ENH: fix 0d array printing using `str` or `formatter`. #9332

ahaldane · 2017-06-29T19:25:20Z

This is split off from #9139, plus has some extra editing of the release notes.

eric-wieser · 2017-06-30T00:00:24Z

numpy/core/arrayprint.py

@@ -521,7 +515,9 @@ def array2string(a, max_line_width=None, precision=None,
    if formatter is None:
        formatter = _formatter

-    if a.size == 0:
+    if style is not None and a.shape == () and a.dtype.names is None:
+        return style(a[()])


Worth adding a comment here that the names is None check is to avoid co-recursion with voidtype_str, which upcasts structured scalars to arrays again

ahaldane · 2017-06-30T15:59:16Z

Added comment, also reorganized voidtype_str.

eric-wieser · 2017-06-30T16:15:09Z

numpy/core/src/multiarray/scalartypes.c.src

+        return ret;
+    }
+    else {
+        PyObject  *item, *item_str;


Too many spaces here

ahaldane · 2017-06-30T16:40:47Z

numpy/core/tests/test_arrayprint.py

        assert_equal(repr(np.datetime64('2005-02-25')[...]),
                     "array('2005-02-25', dtype='datetime64[D]')")

+        # repr of 0d arrays is affected by printoptions
        x = np.array(1)
        np.set_printoptions(formatter={'all':lambda x: "test"})
        assert_equal(repr(x), "array(test)")


Your comment below got lost on github, but I see it in the email.

This test class implements tearDown which resets the printoptions, so we don't need to worry about pollution.
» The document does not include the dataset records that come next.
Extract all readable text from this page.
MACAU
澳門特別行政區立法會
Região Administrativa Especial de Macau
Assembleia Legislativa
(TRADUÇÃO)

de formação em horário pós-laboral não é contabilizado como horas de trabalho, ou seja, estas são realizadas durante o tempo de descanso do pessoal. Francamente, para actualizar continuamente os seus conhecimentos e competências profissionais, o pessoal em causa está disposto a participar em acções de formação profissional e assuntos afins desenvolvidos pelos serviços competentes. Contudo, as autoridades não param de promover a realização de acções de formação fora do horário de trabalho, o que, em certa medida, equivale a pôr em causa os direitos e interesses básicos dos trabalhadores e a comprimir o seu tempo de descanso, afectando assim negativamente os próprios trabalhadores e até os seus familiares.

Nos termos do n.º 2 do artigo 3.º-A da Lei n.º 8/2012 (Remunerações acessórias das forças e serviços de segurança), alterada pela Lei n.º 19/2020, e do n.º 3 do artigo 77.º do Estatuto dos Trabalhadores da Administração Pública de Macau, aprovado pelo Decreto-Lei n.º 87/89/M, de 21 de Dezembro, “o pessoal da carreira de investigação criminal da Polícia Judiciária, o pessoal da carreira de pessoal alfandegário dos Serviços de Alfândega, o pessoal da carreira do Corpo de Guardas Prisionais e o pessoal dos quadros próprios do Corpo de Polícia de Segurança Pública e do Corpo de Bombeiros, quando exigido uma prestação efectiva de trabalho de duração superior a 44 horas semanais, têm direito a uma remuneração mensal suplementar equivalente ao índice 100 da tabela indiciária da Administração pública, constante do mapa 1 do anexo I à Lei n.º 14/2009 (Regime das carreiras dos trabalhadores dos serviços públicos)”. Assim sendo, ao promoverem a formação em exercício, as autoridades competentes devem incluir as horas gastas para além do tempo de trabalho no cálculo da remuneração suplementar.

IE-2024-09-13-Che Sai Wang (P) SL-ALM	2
Will add the str test.

eric-wieser

LGTM. There's some related stuff in #9201, but we can deal with that later.

eric-wieser · 2017-09-06T07:57:51Z

numpy/core/src/multiarray/scalartypes.c.src

+            ret = PyObject_Str((PyObject *)arr);
+            Py_DECREF(arr);
+        }
+        return ret;


Can we get rid of this, and make a call to something in core.multiarray._internal? This is the recursive point I'd rather not have. The function would look like:

def _void_repr(x): fields = ', '.join(repr(xi) for xi in x) if len(x) == 1: return "(" + fields + ",)" else: return "(" + fields + ")"

Which is similar to StructureFormat.__call__, but doesn't invoke formatters - which is what we want - scalar repr shouldn't be customizable, should it?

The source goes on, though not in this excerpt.